Step 3 · Deploy the proxy

Create a Cloudflare Worker, paste a proxy with at minimum an /anthropic pass-through (add /search and R2 later). Deploy and copy the URL.

# wrangler.toml
name = "iris-proxy"
main = "worker.js"
compatibility_date = "2024-01-01"

npx wrangler deploy

The worker's /anthropic handler just forwards the body to https://api.anthropic.com/v1/messages, copying the x-api-key the app sends and adding CORS. That's it.

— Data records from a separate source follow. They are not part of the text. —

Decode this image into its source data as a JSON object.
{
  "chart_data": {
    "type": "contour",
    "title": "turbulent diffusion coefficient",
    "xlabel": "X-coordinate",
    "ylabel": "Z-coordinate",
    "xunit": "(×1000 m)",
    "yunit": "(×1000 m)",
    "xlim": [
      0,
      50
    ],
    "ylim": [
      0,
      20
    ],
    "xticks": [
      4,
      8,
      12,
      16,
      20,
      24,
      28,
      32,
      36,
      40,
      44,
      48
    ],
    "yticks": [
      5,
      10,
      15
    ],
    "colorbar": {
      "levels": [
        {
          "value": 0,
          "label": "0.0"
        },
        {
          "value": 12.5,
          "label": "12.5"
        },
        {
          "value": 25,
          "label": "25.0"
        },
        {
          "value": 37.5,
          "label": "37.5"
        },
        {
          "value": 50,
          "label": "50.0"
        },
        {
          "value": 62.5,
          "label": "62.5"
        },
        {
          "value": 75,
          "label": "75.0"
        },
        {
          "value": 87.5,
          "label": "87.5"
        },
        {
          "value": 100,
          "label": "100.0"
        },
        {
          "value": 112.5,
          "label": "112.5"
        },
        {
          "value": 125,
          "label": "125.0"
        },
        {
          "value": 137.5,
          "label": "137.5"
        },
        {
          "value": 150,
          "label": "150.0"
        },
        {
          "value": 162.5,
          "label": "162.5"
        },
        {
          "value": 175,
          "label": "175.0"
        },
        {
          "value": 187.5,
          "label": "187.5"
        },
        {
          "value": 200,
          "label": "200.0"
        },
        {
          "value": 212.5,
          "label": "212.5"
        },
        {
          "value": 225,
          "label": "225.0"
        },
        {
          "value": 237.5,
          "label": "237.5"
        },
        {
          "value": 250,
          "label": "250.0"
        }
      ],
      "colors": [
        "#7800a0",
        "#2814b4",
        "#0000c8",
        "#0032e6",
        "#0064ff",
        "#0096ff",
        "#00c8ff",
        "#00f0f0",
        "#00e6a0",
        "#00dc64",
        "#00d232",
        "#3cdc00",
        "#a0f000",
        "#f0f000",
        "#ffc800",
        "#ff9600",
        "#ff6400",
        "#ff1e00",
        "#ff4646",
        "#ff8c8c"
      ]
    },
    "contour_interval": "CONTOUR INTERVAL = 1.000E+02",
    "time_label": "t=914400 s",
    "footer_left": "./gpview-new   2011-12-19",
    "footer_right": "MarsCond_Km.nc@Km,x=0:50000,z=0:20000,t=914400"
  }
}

Step 4 · Live transcription

Open a Deepgram WebSocket with the params from Section 5. Feed it AGC-amplified PCM from each audio event. Render the running transcript in the phone UI first; get diarized [S0]/[S1] labels showing before you touch the glasses display. Add the KeepAlive ping and reconnect logic early — you'll need them within the first long test.

Step 5 · The cue loop

Buffer recent transcript, run the trigger ladder (Section 6), and on fire, call your proxy's /anthropic with a mode system prompt that demands strict {"type","content"} JSON. Parse, dedupe, and push the content into the lens container as a popup. Tune the debounce until it feels helpful, not chatty. This is where you'll spend most of your iteration time.

Step 6 · Sessions & memory

On stop, send the full transcript to a one-shot extraction prompt (title/summary/key points/action items/memory items). Persist sessions and memory through setLocalStorage. Read a compact memory slice back into the cue system prompt so it personalises.

Step 7 · Wearer ID (optional but high-value)

Add the proximity-energy term first (free, just divide AGC gain out). Then a voice-enrolment screen and embedding match. Then, if your hardware has an IMU, the vibration correlation — but ship the calibration screen alongside it so you can prove it works. Fall back gracefully when any signal is absent.

Step 8 · Pack & install

npm run build                 # tsc + vite build → dist/
evenhub pack app.json dist --output iris.ehpk
# install the .ehpk via the Even Hub developer flow / simulator

Iterate against the evenhub-simulator for UI/logic, then test the audio/IMU/keep-alive behaviour on real glasses + real phone, screen-locked, in a real conversation. The gap between simulator and hardware is exactly the interesting part (mic distance, IMU sensitivity, background throttling).

13 · Keys, cost & hard-won gotchas

APIs and roughly what each is for

ServiceRoleNotes
Anthropic / ClaudeAll reasoning: cues, extraction, chatclaude-sonnet-4-6. Use prompt caching for the system block.
DeepgramLive streaming STT + diarizationnova-3, language=multi. The latency-critical path.
TavilyWeb search for real-time / named-person cuesOptional. Without it, those triggers just answer from Claude's knowledge.
GroqCheap Whisper STT fallback + optional translate pathOptional. Kicks in when Deepgram is rate-limited.
CloudflareProxy + R2 vault + cronFree tier is plenty for one user.

Gotchas that will bite you

Security note for whoever you share this with: IRIS is bring-your-own-key. Every user enters their own Anthropic/Deepgram/Tavily keys in Settings; the proxy never stores them. Don't hard-code keys into the bundle, and if you stand up the R2 vault, put a real token on it — it's a private WebDAV endpoint.

That's the whole system. The hard parts aren't any single API call — they're the orchestration: knowing when to stay silent, keeping a flaky background WebView alive, and figuring out which of the voices in the room belongs to the person wearing the glasses. Build those three well and you have IRIS.